Financially, these are habits of poverty. Raise your children with these attitudes toward financial education and your children will live in the same poverty you live in. It’s the same intellectually and spiritually. When a parent undercuts his child’s development for fear the child will outgrow the parent, he has condemned the child to layers and layers of poverty.

That is what we are doing as an educational society. What we call school in America is an abomination and we need a prophet to expose it for what it is. The discussion led by Ken Myers to which I refered in yesterday’s post underscored this for me once again. Ken’s daughter was home schooled through high school and now attends William and Mary. One of the great jokes the Vox Populi plays on itself is the ridiculous and scurrilous suggestion that home schoolers risk not being well socialized (yet another of the abstractions that stands for an argument among contemporary opponents of common sense), as though learning to relate to your parents and to other people in small and humane groups somehow undercuts your development, while being age-segregated, broken into cliques, and treated like a number and a slave is better for your soul.

When Ken’s daughter arrived at William and Mary she was put in a dorm with a group of class presidents. She expected them to be interested in things worth thinking about, to be able to converse intelligently about a wide range of interests. In fact, she told Ken that they were unable to carry on a conversation for more than three minutes and that those conversations functioned at a very low level. My son David says such conversation is dominated by gossip because people simply don’t care about each other.
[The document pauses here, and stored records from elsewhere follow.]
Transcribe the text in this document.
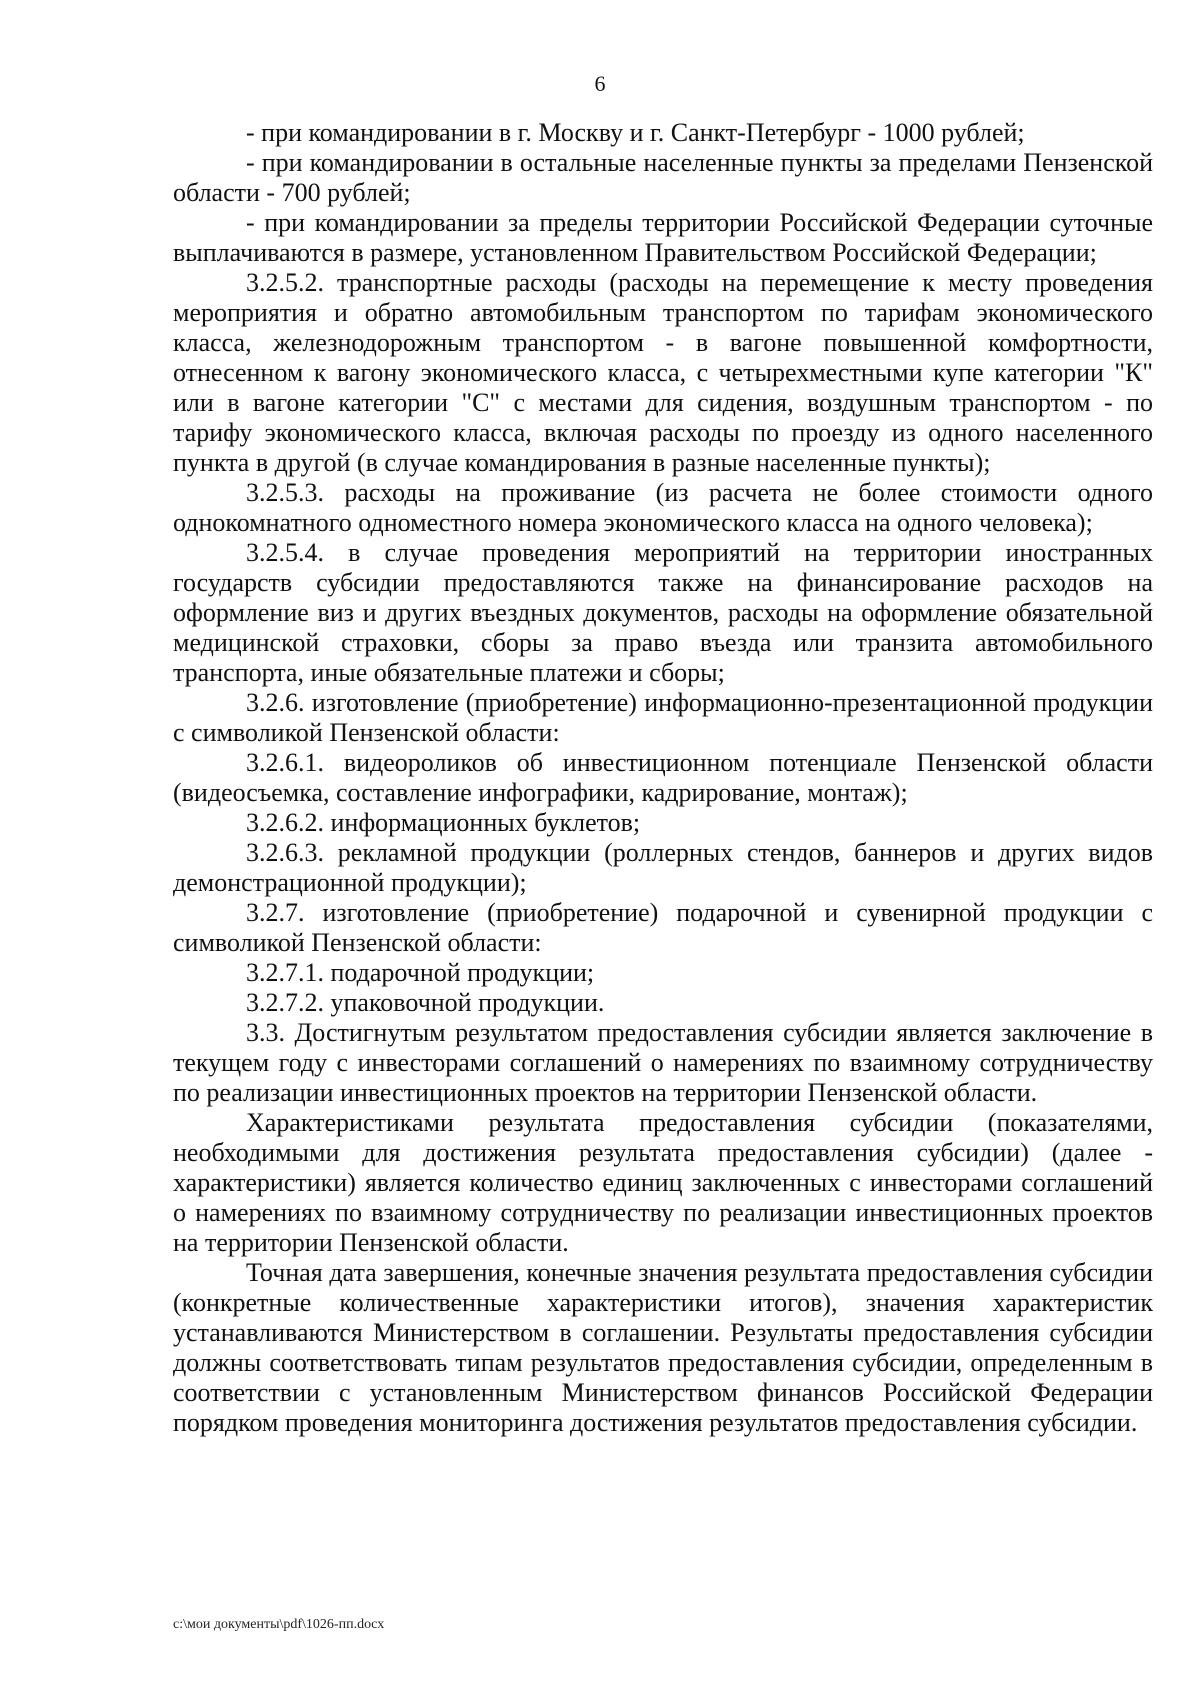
6

- при командировании в г. Москву и г. Санкт-Петербург - 1000 рублей;

- при командировании в остальные населенные пункты за пределами Пензенской области - 700 рублей;

- при командировании за пределы территории Российской Федерации суточные выплачиваются в размере, установленном Правительством Российской Федерации;

3.2.5.2. транспортные расходы (расходы на перемещение к месту проведения мероприятия и обратно автомобильным транспортом по тарифам экономического класса, железнодорожным транспортом - в вагоне повышенной комфортности, отнесенном к вагону экономического класса, с четырехместными купе категории "К" или в вагоне категории "С" с местами для сидения, воздушным транспортом - по тарифу экономического класса, включая расходы по проезду из одного населенного пункта в другой (в случае командирования в разные населенные пункты);

3.2.5.3. расходы на проживание (из расчета не более стоимости одного однокомнатного одноместного номера экономического класса на одного человека);

3.2.5.4. в случае проведения мероприятий на территории иностранных государств субсидии предоставляются также на финансирование расходов на оформление виз и других въездных документов, расходы на оформление обязательной медицинской страховки, сборы за право въезда или транзита автомобильного транспорта, иные обязательные платежи и сборы;

3.2.6. изготовление (приобретение) информационно-презентационной продукции с символикой Пензенской области:

3.2.6.1. видеороликов об инвестиционном потенциале Пензенской области (видеосъемка, составление инфографики, кадрирование, монтаж);

3.2.6.2. информационных буклетов;

3.2.6.3. рекламной продукции (роллерных стендов, баннеров и других видов демонстрационной продукции);

3.2.7. изготовление (приобретение) подарочной и сувенирной продукции с символикой Пензенской области:

3.2.7.1. подарочной продукции;

3.2.7.2. упаковочной продукции.

3.3. Достигнутым результатом предоставления субсидии является заключение в текущем году с инвесторами соглашений о намерениях по взаимному сотрудничеству по реализации инвестиционных проектов на территории Пензенской области.

Характеристиками результата предоставления субсидии (показателями, необходимыми для достижения результата предоставления субсидии) (далее - характеристики) является количество единиц заключенных с инвесторами соглашений о намерениях по взаимному сотрудничеству по реализации инвестиционных проектов на территории Пензенской области.

Точная дата завершения, конечные значения результата предоставления субсидии (конкретные количественные характеристики итогов), значения характеристик устанавливаются Министерством в соглашении. Результаты предоставления субсидии должны соответствовать типам результатов предоставления субсидии, определенным в соответствии с установленным Министерством финансов Российской Федерации порядком проведения мониторинга достижения результатов предоставления субсидии.

c:\мои документы\pdf\1026-пп.docx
The most important thing a school teaches is the ability to communicate. The most important thing. There is nothing more important. The college transcript is a sin against the Divine Image in man if it looks impressive for a child who cannot communicate. If I can blow up Kurdistan, build bridges to span the Atlantic, create and then solve global warming, but cannot communicate, I am not educated. I am not human. I am a very sophisticated machine. But I am not human.

Communication is rooted in community. Knowledge is impossible outside of community. Being itself is an act of communion. When a school allows anything to displace the power of communication as its vital force and unifying principle, it has wandered from the path of wisdom.

And yet, every day, teachers in classical and Christian schools, not to mention state schools and vanilla private schools, strive to complete a curriculum that by its nature undercuts the child’s ability to communicate. We simply don’t have time to talk. Not with our neighbors, not with our teachers, not with our classmates. Not unless we are scheming to do something. We are the most schooled society in the history of the world, but we might be among the worst communicators and thinkers ever to walk the face of the planet.

But we can carry on with the illusion because we always have the news and print media putting a white wash of intelligence over the whole stinking sepulchre.

Please, parents, sit around your tables at home and talk to and listen to your children. Please, teachers and administrators, set aside the goal of appearing to educate your children by covering material that sinks in to the depth of a hair follicle. Replace it with the goal of really educating your students. Please talk about and listen to them as they discuss great ideas embodied in great texts and great works of art. Please engage them in a continual stream of Socratic discussions. The outcomes are not predictable, but at least they matter. At least they are real. At least they have an actual, practical point.

I know that this approach raises fears about standardized tests and other appearance based assessments. There is no need to fear. If you have the courage to actually educate a child, he will get into the college he needs to go to. College just isn’t that hard to get into. There are 1500 or more colleges in America and about 50 of the smaller ones (and maybe 3 or 4 of the larger ones) are pretty good. You only need one. And a child who can communicate will have a great shot at a good college.

The whole world changes when people talk to each other. Please do it.